Diffidate dell’olio extravergine a basso prezzo

Vendevano in Italia e all’estero olio di semi di soia addizionato con clorofilla spacciandolo per olio extravergine di oliva. Per questo i carabinieri hanno eseguito 24 misure cautelari, 17 delle quali a Cerignola in provincia di Foggia, nell’ambito dell’operazione ‘Oro giallo’.

L’olio contraffatto veniva rivenduto in gran parte d’Italia, anche a rinomati ristoranti, e in Germania, applicando prezzi molto più bassi e concorrenziali rispetto all’effettivo valore di mercato. Gli indagati avevano creato delle società fittizie con annessi frantoi inesistenti nei quali sostenevano di produrre olio d’oliva extravergine.

I carabinieri del Nas di Foggia, coordinati dalla Procura della Repubblica dauna, hanno però accertato che si trattava di olio di semi di soia addizionato con clorofilla.

All’operazione hanno partecipato più di 250 militari del Gruppo Carabinieri per la Tutela della Salute di Napoli, di unità dell’Arma territoriale, con la collaborazione di personale di polizie straniere.

‘Oro giallo’, sostengono gli inquirenti, rappresenta una delle più rilevanti indagini svolte negli ultimi anni nel contrasto di fenomeni criminali operanti nella produzione e commercializzazione di olio extravergine di oliva sofisticato e contraffatto.

Base logistica dell’organizzazione era un frantoio di Cerignola, regolarmente autorizzato, utilizzato per la sofisticazione. Al titolare dell’oleificio e capo del sodalizio gli associati si rivolgevano per acquistare l’olio di semi già sofisticato da poter rivendere tale quale, o per acquistare olio di semi da sofisticare in autonomia mediante l’aggiunta di ‘verdone’, ovvero una miscela con altissima concentrazione di clorofilla. Le attività di sofisticazione e confezionamento da parte degli associati avvenivano in magazzini o depositi di fortuna, privi di qualsiasi garanzia di igiene.

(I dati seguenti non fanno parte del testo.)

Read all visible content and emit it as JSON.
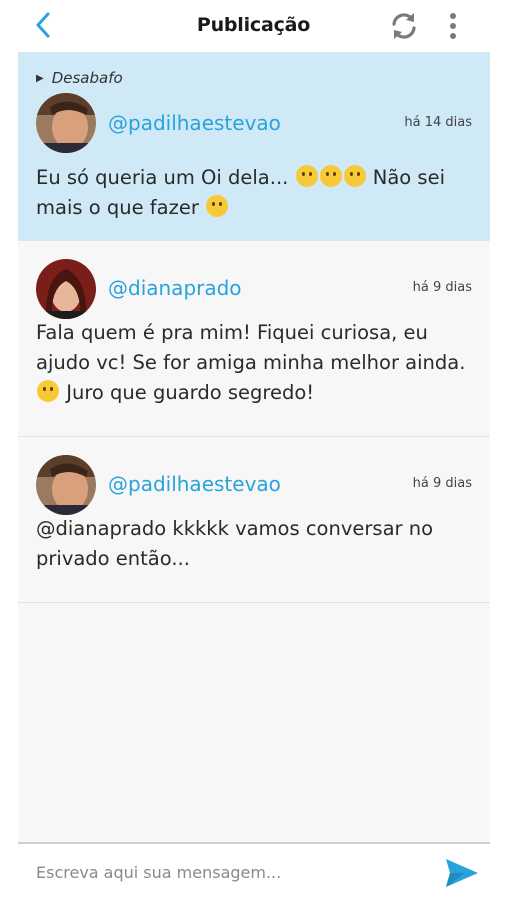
{
  "header": {
    "title": "Publicação",
    "back_icon": "chevron-left-icon",
    "refresh_icon": "refresh-icon",
    "menu_icon": "more-vertical-icon",
    "accent_color": "#29a3dc"
  },
  "posts": [
    {
      "category": "Desabafo",
      "username": "@padilhaestevao",
      "time": "há 14 dias",
      "text_before_emoji": "Eu só queria um Oi dela...",
      "emojis_inline": [
        "crying-face-emoji",
        "downcast-sweat-emoji",
        "persevering-face-emoji"
      ],
      "text_after_emoji": "Não sei mais o que fazer",
      "emoji_end": "tired-face-emoji",
      "highlight_color": "#cfe9f7"
    },
    {
      "username": "@dianaprado",
      "time": "há 9 dias",
      "text_line1": "Fala quem é pra mim! Fiquei curiosa, eu",
      "text_line2": "ajudo vc! Se for amiga minha melhor ainda.",
      "text_line3": "Juro que guardo segredo!",
      "emoji": "smiling-face-emoji"
    },
    {
      "username": "@padilhaestevao",
      "time": "há 9 dias",
      "text_line1": "@dianaprado kkkkk vamos conversar no",
      "text_line2": "privado então..."
    }
  ],
  "composer": {
    "placeholder": "Escreva aqui sua mensagem...",
    "send_icon": "send-icon"
  }
}
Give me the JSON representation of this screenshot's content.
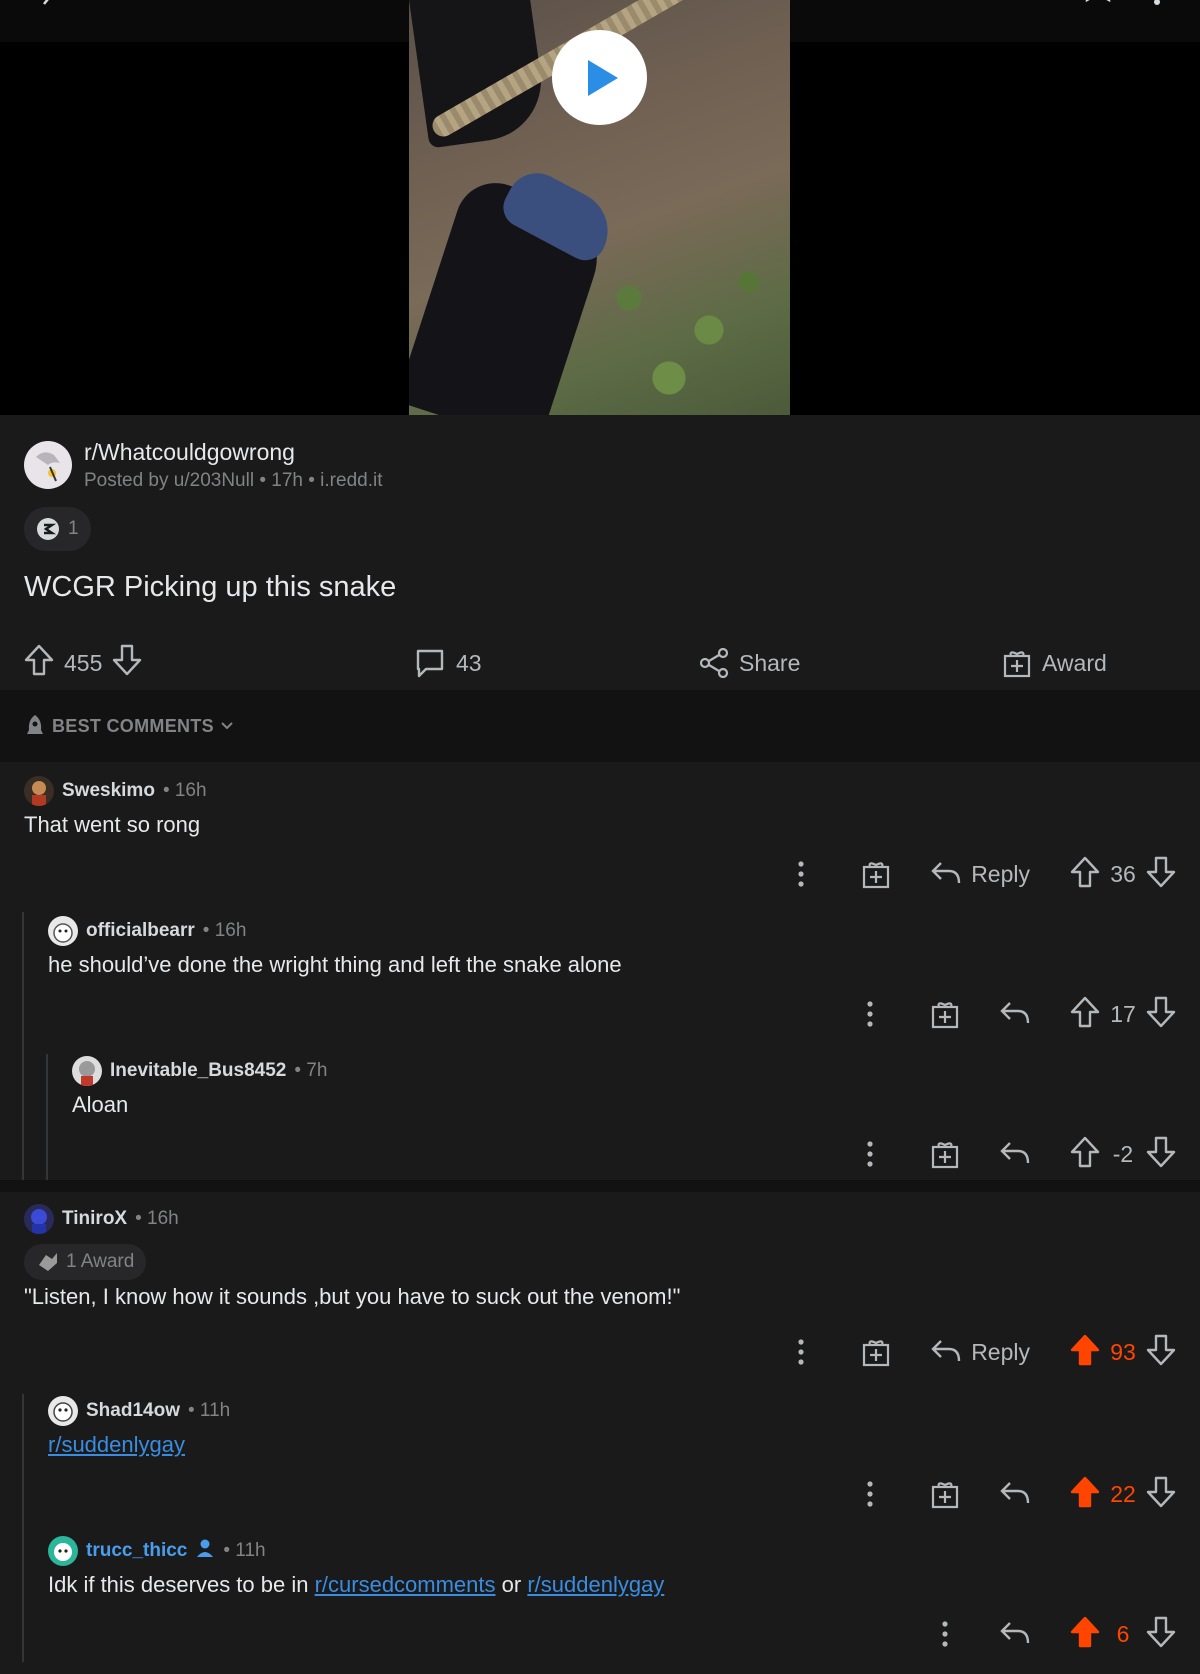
{
  "post": {
    "subreddit": "r/Whatcouldgowrong",
    "meta": "Posted by u/203Null • 17h • i.redd.it",
    "award_count": "1",
    "title": "WCGR Picking up this snake",
    "votes": "455",
    "comments": "43",
    "share_label": "Share",
    "award_label": "Award"
  },
  "sort": {
    "label": "BEST COMMENTS"
  },
  "comments": [
    {
      "user": "Sweskimo",
      "time": "• 16h",
      "body": "That went so rong",
      "reply_label": "Reply",
      "score": "36"
    },
    {
      "user": "officialbearr",
      "time": "• 16h",
      "body": "he should’ve done the wright thing and left the snake alone",
      "score": "17"
    },
    {
      "user": "Inevitable_Bus8452",
      "time": "• 7h",
      "body": "Aloan",
      "score": "-2"
    },
    {
      "user": "TiniroX",
      "time": "• 16h",
      "award_chip": "1 Award",
      "body": "\"Listen, I know how it sounds ,but you have to suck out the venom!\"",
      "reply_label": "Reply",
      "score": "93"
    },
    {
      "user": "Shad14ow",
      "time": "• 11h",
      "link": "r/suddenlygay",
      "score": "22"
    },
    {
      "user": "trucc_thicc",
      "time": "• 11h",
      "body_prefix": "Idk if this deserves to be in ",
      "link1": "r/cursedcomments",
      "body_mid": " or ",
      "link2": "r/suddenlygay",
      "score": "6"
    }
  ],
  "colors": {
    "upvote_active": "#ff4500",
    "link": "#3a8ce0",
    "op_blue": "#4a9ded"
  }
}
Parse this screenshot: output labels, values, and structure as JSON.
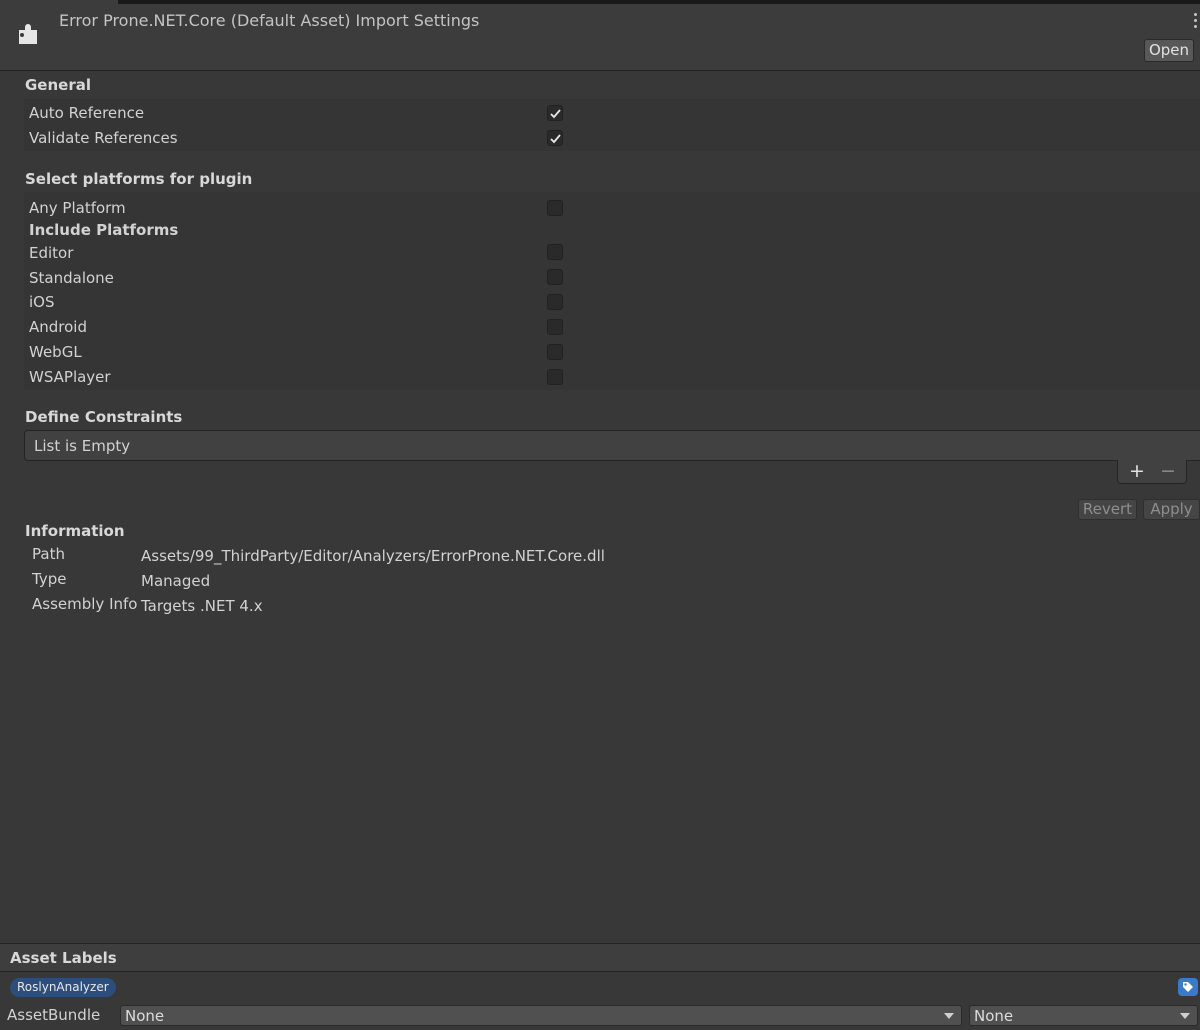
{
  "header": {
    "title": "Error Prone.NET.Core (Default Asset) Import Settings",
    "open_label": "Open",
    "icon": "puzzle-icon"
  },
  "general": {
    "heading": "General",
    "options": [
      {
        "label": "Auto Reference",
        "checked": true
      },
      {
        "label": "Validate References",
        "checked": true
      }
    ]
  },
  "platforms": {
    "heading": "Select platforms for plugin",
    "any_platform": {
      "label": "Any Platform",
      "checked": false
    },
    "include_heading": "Include Platforms",
    "items": [
      {
        "label": "Editor",
        "checked": false
      },
      {
        "label": "Standalone",
        "checked": false
      },
      {
        "label": "iOS",
        "checked": false
      },
      {
        "label": "Android",
        "checked": false
      },
      {
        "label": "WebGL",
        "checked": false
      },
      {
        "label": "WSAPlayer",
        "checked": false
      }
    ]
  },
  "constraints": {
    "heading": "Define Constraints",
    "empty_text": "List is Empty",
    "add_symbol": "+",
    "remove_symbol": "−"
  },
  "actions": {
    "revert_label": "Revert",
    "apply_label": "Apply"
  },
  "information": {
    "heading": "Information",
    "rows": [
      {
        "key": "Path",
        "value": "Assets/99_ThirdParty/Editor/Analyzers/ErrorProne.NET.Core.dll"
      },
      {
        "key": "Type",
        "value": "Managed"
      },
      {
        "key": "Assembly Info",
        "value": "Targets .NET 4.x"
      }
    ]
  },
  "asset_labels": {
    "heading": "Asset Labels",
    "tags": [
      "RoslynAnalyzer"
    ],
    "tag_icon": "tag-icon"
  },
  "asset_bundle": {
    "label": "AssetBundle",
    "name_value": "None",
    "variant_value": "None"
  },
  "colors": {
    "background": "#383838",
    "tag_chip": "#2d4e7c",
    "tag_icon": "#3b79c9"
  }
}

Dalle indagini è emerso inoltre che il principale indagato ha acquistato milioni di litri d’olio di semi da una multinazionale con sede nel Nord Italia: due volte a settimana l’olio di semi veniva trasportato a Cerignola. Alcuni carichi di olio contraffatto finivano in Piemonte, in Lombardia e in Emilia Romagna. Invece gli indagati con maggiore potere economico effettuavano trasporti quindicinali in Germania, fino a 23mila litri per ogni spedizione. Giunto in Germania, poi, l’olio veniva depositato in aziende specializzate in logistica per la successiva distribuzione a ristoranti o nella grande distribuzione tedesca, oppure con un collaudato sistema del ‘porta a porta’.

“Ringrazio, a nome dei produttori olivicoli italiani onesti, sia le forze dell’ordine sia i magistrati che hanno smantellato, con l’operazione “Oro Giallo”, questo presunto sistema criminale che inquinava le tavole dei consumatori italiani ed europei e che irrimediabilmente danneggiava i mercati e l’economia agricola”.

Con queste parole il Presidente di Italia Olivicola, la più importante organizzazione della produzione olivicola italiana, Gennaro Sicolo, ha commentato l’operazione “Oro Giallo”, che ha portato a misure cautelari nei confronti di 24 persone accusate di aver  spacciato in Italia ed in Europa falso olio extravergine d’oliva che in realtà era semplice olio di semi di soia addizionato a clorofilla.

“Alle forze dell’ordine e agli enti preposti ai controlli chiedo coraggio ed un’azione ancora più incisiva: dopo l’annata terribile appena trascorsa, sugli scaffali più della metà delle bottiglie contiene olio extravergine deodorato, frutto di sofisticazioni ed adulterazioni, sulla scia di quelle scoperte oggi, che avvengono soprattutto in Spagna e Tunisia e che irrimediabilmente attraverso alcuni importatori arrivano in Italia – ha continuato Sicolo -. Gli oli deodorati vengono poi miscelati con oli italiani in piccola percentuale per donargli un po’ di sapore e raggiungere parametri chimici ed organolettici necessari per essere etichettati come extravergine ed essere venduti a prezzi stracciati e sottocosto (3-4 euro al litro), inquinando così i mercati ed anche la salute dei consumatori”.